作者:听金坎
“不会,父亲必定知道您的苦心。”提到过世的父亲,木疆的印象很少了,他很小就跟着伯父长大,在他心里,伯父也是和父亲一样的人。
木疆主动给伯父倒茶,江云康也在说如果能收复城池就好。
北面半壁江山被好几个国家分割,从上百年,到最近的二十年都有。很多历朝的百姓跟着朝廷由北迁徙到南边,最思念的就是故土,最期望的也是能重回家乡。
特别是对一些上了年纪的人来说,这是他们毕生的执念。
这个话题,也让文渝和张博宇热血沸腾,很快参与进来。年轻一代的有志青年,也希望能有收复旧山河的那日。
届时名垂青史,万代流传。
在木府用了晚饭,江云康要走的时候,木须先生突然交代了一句,“后日放榜时,我和你们一块去看。”
之前的几次放榜,木须都没有去。那是木须觉得江云康没有问题,但是这次会试不一样,全国各地的举人都来了,木须也想跟着去看看。
他想看看江云康名列前茅,也想看看榜单上江云康的名次压过翁行鑫,算是了却一桩心事,以后也能放下了。
“好,那等后日,学生来木府和你们一起出发。”江云康笑着和木须道。
第79章
会试放榜那日, 天清气朗。
春日难得有这种大晴天,江云康一早便起来。
林氏本想着一块出门,但家里两个小孩走不开, 一边帮江云康系衣扣,一边叮嘱道,“看榜的人太多, 不必一下子就挤进去看结果。”
系好衣扣后,又帮江云康抚平衣袖上的褶皱, 量身定做的衣裳,完美地显现出江云康挺拔的身形, “以前我就听人说过,因为挤着看榜,却被踩踏成残废。好不容易中了贡士,却因为意外不能为官,那多可惜。”

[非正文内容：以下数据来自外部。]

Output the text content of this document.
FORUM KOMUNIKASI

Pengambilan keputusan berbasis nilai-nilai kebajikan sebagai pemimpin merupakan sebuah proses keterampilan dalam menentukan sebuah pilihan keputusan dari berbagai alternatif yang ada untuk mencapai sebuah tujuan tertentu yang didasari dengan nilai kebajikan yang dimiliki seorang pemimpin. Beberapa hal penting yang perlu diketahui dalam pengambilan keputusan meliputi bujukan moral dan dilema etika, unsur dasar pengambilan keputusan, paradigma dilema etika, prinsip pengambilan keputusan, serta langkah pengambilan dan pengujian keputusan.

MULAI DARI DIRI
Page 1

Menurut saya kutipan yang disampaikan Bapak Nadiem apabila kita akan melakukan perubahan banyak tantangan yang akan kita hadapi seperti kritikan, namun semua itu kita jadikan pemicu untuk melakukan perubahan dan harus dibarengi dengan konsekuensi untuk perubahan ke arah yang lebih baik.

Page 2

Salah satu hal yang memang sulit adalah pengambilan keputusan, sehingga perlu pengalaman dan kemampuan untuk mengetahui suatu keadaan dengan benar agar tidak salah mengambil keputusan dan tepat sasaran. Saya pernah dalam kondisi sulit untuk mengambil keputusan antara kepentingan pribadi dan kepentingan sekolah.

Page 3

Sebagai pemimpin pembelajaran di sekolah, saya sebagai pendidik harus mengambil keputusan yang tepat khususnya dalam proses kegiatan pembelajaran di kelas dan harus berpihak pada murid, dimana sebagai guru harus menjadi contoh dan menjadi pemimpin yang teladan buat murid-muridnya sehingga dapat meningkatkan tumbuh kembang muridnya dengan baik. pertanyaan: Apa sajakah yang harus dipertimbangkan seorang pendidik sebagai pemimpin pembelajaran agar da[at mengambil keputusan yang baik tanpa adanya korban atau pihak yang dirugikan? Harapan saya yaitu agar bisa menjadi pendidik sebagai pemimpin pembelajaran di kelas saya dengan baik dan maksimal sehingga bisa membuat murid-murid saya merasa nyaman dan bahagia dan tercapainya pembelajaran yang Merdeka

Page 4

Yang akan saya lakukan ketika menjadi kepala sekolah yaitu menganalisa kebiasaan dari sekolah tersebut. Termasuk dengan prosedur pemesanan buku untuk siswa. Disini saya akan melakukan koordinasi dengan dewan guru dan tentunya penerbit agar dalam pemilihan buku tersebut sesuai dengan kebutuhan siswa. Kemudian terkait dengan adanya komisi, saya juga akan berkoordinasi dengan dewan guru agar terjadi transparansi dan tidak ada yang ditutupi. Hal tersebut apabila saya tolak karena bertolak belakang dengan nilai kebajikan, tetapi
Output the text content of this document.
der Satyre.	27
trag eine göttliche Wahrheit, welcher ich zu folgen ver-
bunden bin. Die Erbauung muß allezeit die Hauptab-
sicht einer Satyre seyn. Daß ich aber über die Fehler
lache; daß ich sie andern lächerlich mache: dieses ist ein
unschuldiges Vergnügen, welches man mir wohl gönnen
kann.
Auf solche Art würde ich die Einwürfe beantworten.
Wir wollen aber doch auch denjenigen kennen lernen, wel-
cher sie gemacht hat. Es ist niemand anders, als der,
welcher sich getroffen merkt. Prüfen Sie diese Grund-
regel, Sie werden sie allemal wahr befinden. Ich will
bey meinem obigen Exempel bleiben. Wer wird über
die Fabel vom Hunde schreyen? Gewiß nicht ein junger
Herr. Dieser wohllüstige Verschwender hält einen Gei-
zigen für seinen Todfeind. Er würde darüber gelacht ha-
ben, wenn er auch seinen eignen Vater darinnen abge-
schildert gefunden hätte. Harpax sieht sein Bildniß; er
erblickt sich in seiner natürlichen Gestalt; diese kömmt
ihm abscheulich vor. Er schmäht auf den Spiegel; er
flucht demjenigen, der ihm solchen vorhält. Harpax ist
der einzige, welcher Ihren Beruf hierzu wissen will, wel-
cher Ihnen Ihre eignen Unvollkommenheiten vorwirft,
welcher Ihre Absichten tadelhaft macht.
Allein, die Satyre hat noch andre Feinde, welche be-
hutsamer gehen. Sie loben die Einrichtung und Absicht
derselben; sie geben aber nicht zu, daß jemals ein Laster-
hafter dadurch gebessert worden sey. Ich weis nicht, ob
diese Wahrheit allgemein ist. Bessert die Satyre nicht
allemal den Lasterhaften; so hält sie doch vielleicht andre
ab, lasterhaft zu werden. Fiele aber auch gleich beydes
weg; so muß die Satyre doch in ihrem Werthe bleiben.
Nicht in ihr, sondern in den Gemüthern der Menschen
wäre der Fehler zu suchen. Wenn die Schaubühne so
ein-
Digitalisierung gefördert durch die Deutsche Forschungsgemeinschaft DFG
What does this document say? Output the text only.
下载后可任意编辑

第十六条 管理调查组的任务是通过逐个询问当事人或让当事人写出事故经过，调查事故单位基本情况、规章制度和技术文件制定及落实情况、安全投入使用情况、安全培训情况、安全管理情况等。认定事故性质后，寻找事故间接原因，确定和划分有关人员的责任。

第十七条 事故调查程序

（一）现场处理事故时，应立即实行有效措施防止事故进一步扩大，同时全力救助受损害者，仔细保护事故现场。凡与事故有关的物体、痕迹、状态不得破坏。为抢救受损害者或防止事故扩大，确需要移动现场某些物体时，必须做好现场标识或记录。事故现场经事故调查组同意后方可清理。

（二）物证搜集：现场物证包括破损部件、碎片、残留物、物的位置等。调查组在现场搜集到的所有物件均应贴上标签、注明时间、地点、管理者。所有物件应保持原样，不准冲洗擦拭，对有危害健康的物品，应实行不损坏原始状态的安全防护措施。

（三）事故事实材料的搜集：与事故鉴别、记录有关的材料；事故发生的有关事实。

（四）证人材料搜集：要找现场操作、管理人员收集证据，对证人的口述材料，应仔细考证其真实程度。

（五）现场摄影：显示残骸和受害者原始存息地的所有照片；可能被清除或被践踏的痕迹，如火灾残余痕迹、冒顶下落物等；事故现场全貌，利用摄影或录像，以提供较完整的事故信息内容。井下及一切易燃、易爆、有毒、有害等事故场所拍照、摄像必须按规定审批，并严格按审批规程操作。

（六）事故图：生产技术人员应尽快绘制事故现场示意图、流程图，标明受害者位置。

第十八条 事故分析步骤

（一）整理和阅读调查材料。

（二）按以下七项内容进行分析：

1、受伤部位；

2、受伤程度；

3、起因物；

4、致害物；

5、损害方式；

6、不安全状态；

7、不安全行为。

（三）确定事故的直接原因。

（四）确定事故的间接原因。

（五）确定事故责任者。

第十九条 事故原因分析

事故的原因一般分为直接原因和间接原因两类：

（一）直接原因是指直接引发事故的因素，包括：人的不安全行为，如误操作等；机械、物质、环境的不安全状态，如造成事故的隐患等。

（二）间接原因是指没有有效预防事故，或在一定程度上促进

“娘子放心,这次木须先生也跟着去,我得陪着先生的。”江云康道。
木须年纪大了, 不可能亲自去看榜,得让下边的人去。
这次出门, 还是和以前一样,江云帆特意留了青岸在大门处候着。
“大爷说了,会试是最为重要, 他也一心期盼着结果。若是三爷榜上有名, 还请三爷派人去翰林院说一声,大爷也好一块儿高兴。”青岸笑眯眯地道。如今就府里除了大爷, 也就三爷看着最有出息, 那些没眼色打压三房的, 他是觉得脑袋被驴踢了。
“好,希望能有喜报传给大哥。”江云康微笑道。
青岸附和道,“三爷挑灯夜读,必定会有所成就。”
和青岸道别后,江云康去了木府。
徐放和林源也跟着来了,木须和文渝两个一辆马车,江云康三个另一辆马车,大家一同去看榜。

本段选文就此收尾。